No hay mito más grande que el de la honestidad de AMLO. A pesar de que lo hemos visto, en vivo, confesar la comisión de delitos, no pasará nada. Ha confesado que recibía el dinero de los sobres amarillos (dinero que él llamó ‘aportaciones’ y que es ilegal). Ha exhibido datos fiscales de quienes difama en esa hoguera pública llamada la mañanera (como Loret y Casar). No hay político mexicano con más personas suyas videograbadas tranzando dinero público que AMLO (Bejarano, Imaz, Esquer, Pío López Obrador, Martín López Obrador, etc., que orbitan a su alrededor y que son protegidos por él), y la gente simplemente no observa ninguna curiosa constante en ello: AMLO. Si con Peña el mayor desvío de recursos fue conocido como la Estafa Maestra que ascendió a los 7,600 millones de pesos, el escándalo del desvío de recursos de Segalmex con AMLO es de 15 mil millones de pesos. ¡Y al responsable lo premió! Aunque todo esto sería razón suficiente para la renuncia del presidente, a la gente no le importa. La indiferencia social y la deformación de los datos son, como dije, una derrota moral que aún no ha sido señalada.
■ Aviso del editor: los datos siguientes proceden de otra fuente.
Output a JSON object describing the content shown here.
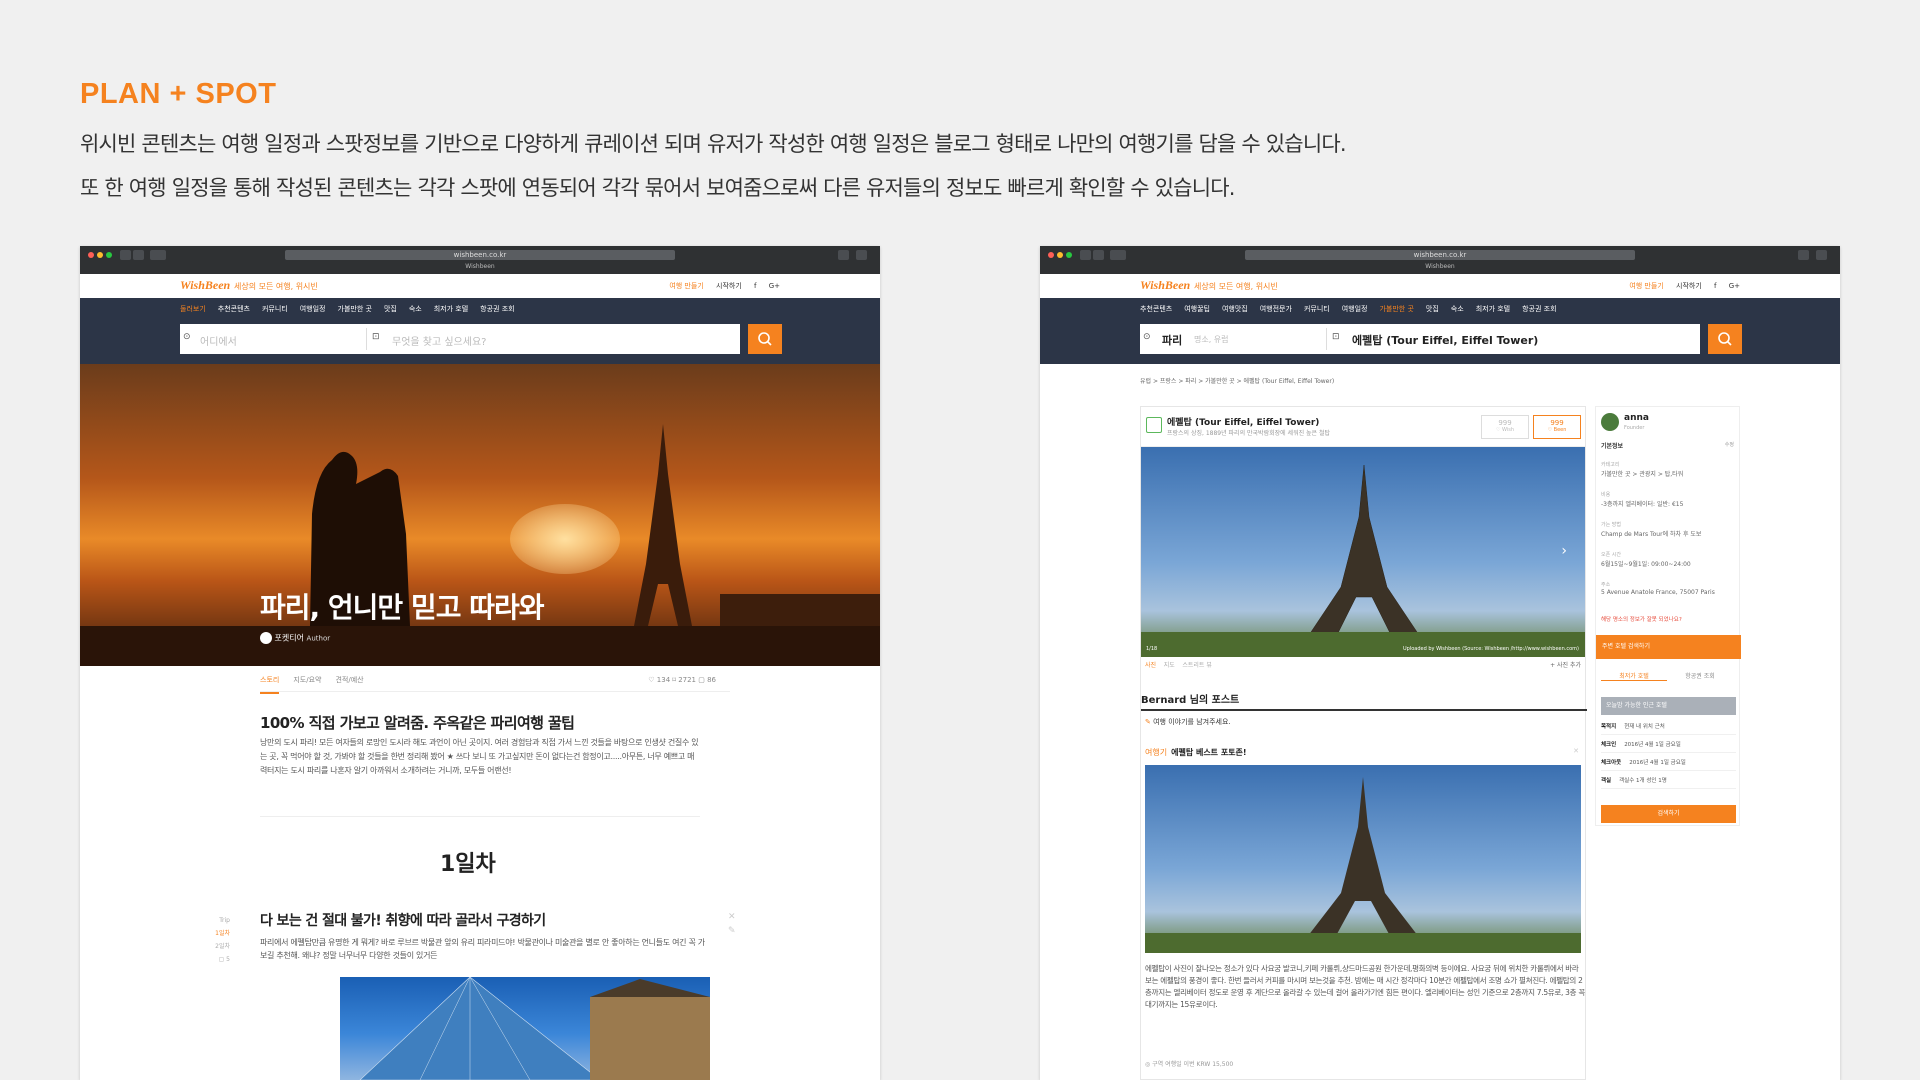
{
  "page": {
    "title": "PLAN + SPOT",
    "desc1": "위시빈 콘텐츠는 여행 일정과 스팟정보를 기반으로 다양하게 큐레이션 되며 유저가 작성한 여행 일정은 블로그 형태로 나만의 여행기를 담을 수 있습니다.",
    "desc2": "또 한 여행 일정을 통해 작성된 콘텐츠는 각각 스팟에 연동되어 각각 묶어서 보여줌으로써 다른 유저들의 정보도 빠르게 확인할 수 있습니다."
  },
  "browser": {
    "url": "wishbeen.co.kr",
    "tab": "Wishbeen"
  },
  "site": {
    "logo": "WishBeen",
    "slogan": "세상의 모든 여행, 위시빈",
    "top_links": [
      "여행 만들기",
      "시작하기",
      "f",
      "G+"
    ],
    "menu_left": [
      "둘러보기",
      "추천콘텐츠",
      "커뮤니티",
      "여행일정",
      "가볼만한 곳",
      "맛집",
      "숙소",
      "최저가 호텔",
      "항공권 조회"
    ],
    "menu_right": [
      "추천콘텐츠",
      "여행꿀팁",
      "여행맛집",
      "여행전문가",
      "커뮤니티",
      "여행일정",
      "가볼만한 곳",
      "맛집",
      "숙소",
      "최저가 호텔",
      "항공권 조회"
    ],
    "search_where_placeholder": "어디에서",
    "search_what_placeholder": "무엇을 찾고 싶으세요?",
    "search_where_value": "파리",
    "search_where_hint": "명소, 유럽",
    "search_what_value": "에펠탑 (Tour Eiffel, Eiffel Tower)"
  },
  "left": {
    "hero_title": "파리, 언니만 믿고 따라와",
    "author": "포켓티어",
    "author_role": "Author",
    "tabs": [
      "스토리",
      "지도/요약",
      "견적/예산"
    ],
    "stats": "♡ 134   ⌑ 2721   ▢ 86",
    "post_title": "100% 직접 가보고 알려줌. 주옥같은 파리여행 꿀팁",
    "post_body": "낭만의 도시 파리! 모든 여자들의 로망인 도시라 해도 과언이 아닌 곳이지. 여러 경험담과 직접 가서 느낀 것들을 바탕으로 인생샷 건질수 있는 곳, 꼭 먹어야 할 것, 가봐야 할 것들을 한번 정리해 봤어 ★ 쓰다 보니 또 가고싶지만 돈이 없다는건 함정이고.....아무튼, 너무 예쁘고 매력터지는 도시 파리를 나혼자 알기 아까워서 소개하려는 거니까, 모두들 어랜선!",
    "day": "1일차",
    "timeline": [
      "Trip",
      "1일차",
      "2일차",
      "▢ 5"
    ],
    "item_title": "다 보는 건 절대 불가! 취향에 따라 골라서 구경하기",
    "item_body": "파리에서 에펠탑만큼 유명한 게 뭐게? 바로 루브르 박물관 앞의 유리 피라미드야! 박물관이나 미술관을 별로 안 좋아하는 언니들도 여긴 꼭 가보길 추천해. 왜냐? 정말 너무너무 다양한 것들이 있거든"
  },
  "right": {
    "breadcrumb": "유럽 > 프랑스 > 파리 > 가볼만한 곳 > 에펠탑 (Tour Eiffel, Eiffel Tower)",
    "spot_title": "에펠탑 (Tour Eiffel, Eiffel Tower)",
    "spot_sub": "프랑스의 상징, 1889년 파리의 만국박람회장에 세워진 높은 철탑",
    "wish_count": "999",
    "wish_label": "♡ Wish",
    "been_count": "999",
    "been_label": "♡ Been",
    "photo_counter": "1/18",
    "photo_caption": "Uploaded by Wishbeen (Source: Wishbeen /http://www.wishbeen.com)",
    "photo_tabs": [
      "사진",
      "지도",
      "스트리트 뷰"
    ],
    "add_photo": "+ 사진 추가",
    "post_section": "Bernard 님의 포스트",
    "write_prompt": "여행 이야기를 남겨주세요.",
    "subpost_tag": "여행기",
    "subpost_title": "에펠탑 베스트 포토존!",
    "long_text": "에펠탑이 사진이 잘나오는 정소가 있다 사요궁 발코니,키페 카룰뤼,샹드마드공원 한가운데,평화의벽 등이에요. 사요궁 뒤에 위치한 카룰뤼에서 바라보는 에펠탑의 풍경이 좋다. 한번 들러서 커피를 마시며 보는것을 추천. 밤에는 매 시간 정각마다 10분간 에펠탑에서 조명 쇼가 펼쳐진다. 에펠탑의 2층까지는 엘리베이터 정도로 운영 후 계단으로 올라갈 수 있는데 걸어 올라가기엔 힘든 편이다. 엘리베이터는 성인 기준으로 2층까지 7.5유로, 3층 꼭대기까지는 15유로이다.",
    "footer": "◎ 구역   여행일 이번   KRW 15,500",
    "user_name": "anna",
    "user_role": "Founder",
    "basic_info": "기본정보",
    "edit": "수정",
    "info": [
      {
        "label": "카테고리",
        "value": "가볼만한 곳 > 관광지 > 탑,타워"
      },
      {
        "label": "비용",
        "value": "-3층까지 엘리베이터: 일반: €15"
      },
      {
        "label": "가는 방법",
        "value": "Champ de Mars Tour에 하차 후 도보"
      },
      {
        "label": "오픈 시간",
        "value": "6월15일~9월1일: 09:00~24:00"
      },
      {
        "label": "주소",
        "value": "5 Avenue Anatole France, 75007 Paris"
      }
    ],
    "report": "해당 명소의 정보가 잘못 되었나요?",
    "nearby": "주변 호텔 검색하기",
    "book_tabs": [
      "최저가 호텔",
      "항공권 조회"
    ],
    "hotel_search": "오늘밤 가능한 인근 호텔",
    "dest_label": "목적지",
    "dest_value": "현재 내 위치 근처",
    "checkin_label": "체크인",
    "checkin_value": "2016년 4월 1일 금요일",
    "checkout_label": "체크아웃",
    "checkout_value": "2016년 4월 1일 금요일",
    "room_label": "객실",
    "room_value": "객실수 1개 성인 1명",
    "search_btn": "검색하기"
  },
  "colors": {
    "accent": "#f5821f",
    "nav": "#2c3547",
    "background": "#f0f0f0"
  }
}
Sus hijos han tejido una red de tráfico de influencias. Ahí están las grabaciones que no ha desmentido. Los amigos y prestanombres de los hijos de AMLO no habrían obtenido esos contratos ni se habrían vuelto multimillonarios de la noche a la mañana si el papá no hubiera llegado a la presidencia. Así de sencillo. Tejer la asignación de una infinidad de contratos de cientos de millones de pesos para favorecer a tus amigos, a costa de los ciudadanos, es corrupción. Y la inacción de AMLO también es corrupción.